Ten Steps to Production — Machine Learning Project’s Full Life Cycle
Today hits the sixth month mark of my current company working as a machine learning engineer. While my previous position is also in the machine learning land, we had less sophisticated eco system and focused more on research and proof of concept. In contrast, my current team is utilizing more mature tools around machine learning projects to support its full life cycle.
In this post, I want to share my learnings of productionizing recommendation models. I will walk through the steps and life cycle of setting up a machine learning project in production, combined with materials from the Coursera course Machine Learning Engineering for Production (MLOps).
Stage Zero: Defining Architecture and SLA
Tools: meetings with PMs, cross team collaboration
The first step when productionizing a machine learning system is always knowing how it will be hit by the client (could be another service that user interacts with). Setting expectations on the SLA and estimating the traffic are crucial when deciding which features or model to use (complex models potentially have higher latency), machine learning system deployment strategy (what strategy we should use to scale up the kubernetes pods), etc.
It is also important to align with PMs on the business goal so when evaluating models, you can pick the right metrics to improve on to actually help the business.
In most cases, you can benefit from a model deployment framework that can do the heavy lifting for you. In our case, since the model is developed in Python, we picked BentoML as our deployment framework that supports Tensorflow keras library. BentoML provides some performance enhanced magic when serving the endpoint so we con’t have to worry about it too much. We all cover more details about this in Stage Three: Model Training and Serving below.
Stage One: Data
Tools: Kafka, Databricks, Spark
For the past six months, I’ve worked on productionizing recommendation models for cross selling products on our platform. The data for recommendation is from the click stream data we collect via Kafka events. When user search and click on certain results, we consider that as a positive signal to recommend that listing. Since we are doing product cross selling, purchase data is also taken into consideration when evaluating. However, the data is much less than the click data so it could lead to skewed results.
When collecting data, we also need to test the data to ensure data quality and live up to data contract for modeling.
Stage Two: Model Features
Tools: Databricks, Spark
After we collect the data from our data source (parquet files accessible on Spark running on Databricks), we can write Spark jobs to evaluate and transform the data to what we need. This step is converting the raw data fields into what the model should take in as input. For example, instead of using the raw click data, we convert it into day of week and day of month.
Another important feature in our use case is the geo location so it is filtered separately from the model layers. Look for special scenarios in your use case and incorporate that into the project is important.

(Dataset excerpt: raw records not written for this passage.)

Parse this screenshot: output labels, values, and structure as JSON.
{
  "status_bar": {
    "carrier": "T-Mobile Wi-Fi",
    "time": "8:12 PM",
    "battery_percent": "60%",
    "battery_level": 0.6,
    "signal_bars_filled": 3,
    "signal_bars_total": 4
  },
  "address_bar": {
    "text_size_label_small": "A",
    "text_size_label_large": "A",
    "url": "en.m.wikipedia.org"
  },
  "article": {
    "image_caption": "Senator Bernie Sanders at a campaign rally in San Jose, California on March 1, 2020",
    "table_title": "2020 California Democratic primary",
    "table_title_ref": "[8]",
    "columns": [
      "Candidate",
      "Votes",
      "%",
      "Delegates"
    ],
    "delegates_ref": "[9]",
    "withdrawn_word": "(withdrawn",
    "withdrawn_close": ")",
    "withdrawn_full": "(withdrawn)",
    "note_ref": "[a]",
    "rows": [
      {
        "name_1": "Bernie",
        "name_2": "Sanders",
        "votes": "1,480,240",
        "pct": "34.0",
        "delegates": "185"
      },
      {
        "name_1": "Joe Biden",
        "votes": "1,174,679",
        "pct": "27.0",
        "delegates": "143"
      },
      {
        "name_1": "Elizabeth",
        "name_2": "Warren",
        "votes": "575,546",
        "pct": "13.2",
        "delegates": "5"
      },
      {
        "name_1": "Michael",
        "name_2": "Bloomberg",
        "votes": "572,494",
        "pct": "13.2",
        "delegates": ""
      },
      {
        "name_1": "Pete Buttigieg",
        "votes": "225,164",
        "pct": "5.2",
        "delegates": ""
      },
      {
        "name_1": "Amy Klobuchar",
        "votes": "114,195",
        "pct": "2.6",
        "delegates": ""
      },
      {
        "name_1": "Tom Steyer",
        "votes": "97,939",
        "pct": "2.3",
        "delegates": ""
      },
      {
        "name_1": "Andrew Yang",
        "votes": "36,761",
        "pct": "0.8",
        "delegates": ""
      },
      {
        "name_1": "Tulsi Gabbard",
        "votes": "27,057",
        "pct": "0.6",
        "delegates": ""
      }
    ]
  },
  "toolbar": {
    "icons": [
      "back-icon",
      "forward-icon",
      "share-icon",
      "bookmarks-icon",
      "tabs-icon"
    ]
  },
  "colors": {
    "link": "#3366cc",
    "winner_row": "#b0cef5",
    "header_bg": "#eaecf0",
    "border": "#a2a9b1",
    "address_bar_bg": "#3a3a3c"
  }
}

Another important thing we face was handling unbalanced data due to there is a lot less data of the product that we are trying to cross sell. To handle this, we are treating the positive clicks as anomaly events and the prediction should be evaluated by precision and recall, and the Harmonic mean of them (so called F1-score) instead of only looking at accuracy.
High precision means the proportion of recommended items in the top-k set that are relevant is high, while high recall means the proportion of relevant items found in the top-k recommendations is high. In our case, we favor high precision since making sure the top items we recommend is relevant is more important. If we miss some relevant products it is not that big of a deal. Compare to factories which favors high recall, if there’s a false alarm, human can double check and it is fine, but they cannot risk missing any positives.
Consider the following two charts of skewed data, can you tell which model is better just by looking at the accuracy?
After computing the features, we need to upload the features to feature stores (usually a NoSQL database) so we can do fast lookup with ids to save space for the inference in production (a process we call hydration). This is especially crucial for embeddings where the feature is actually large metrics.
After the Spark jobs complete, we save the parquet files to S3 bucket so the models can later access it easily for training.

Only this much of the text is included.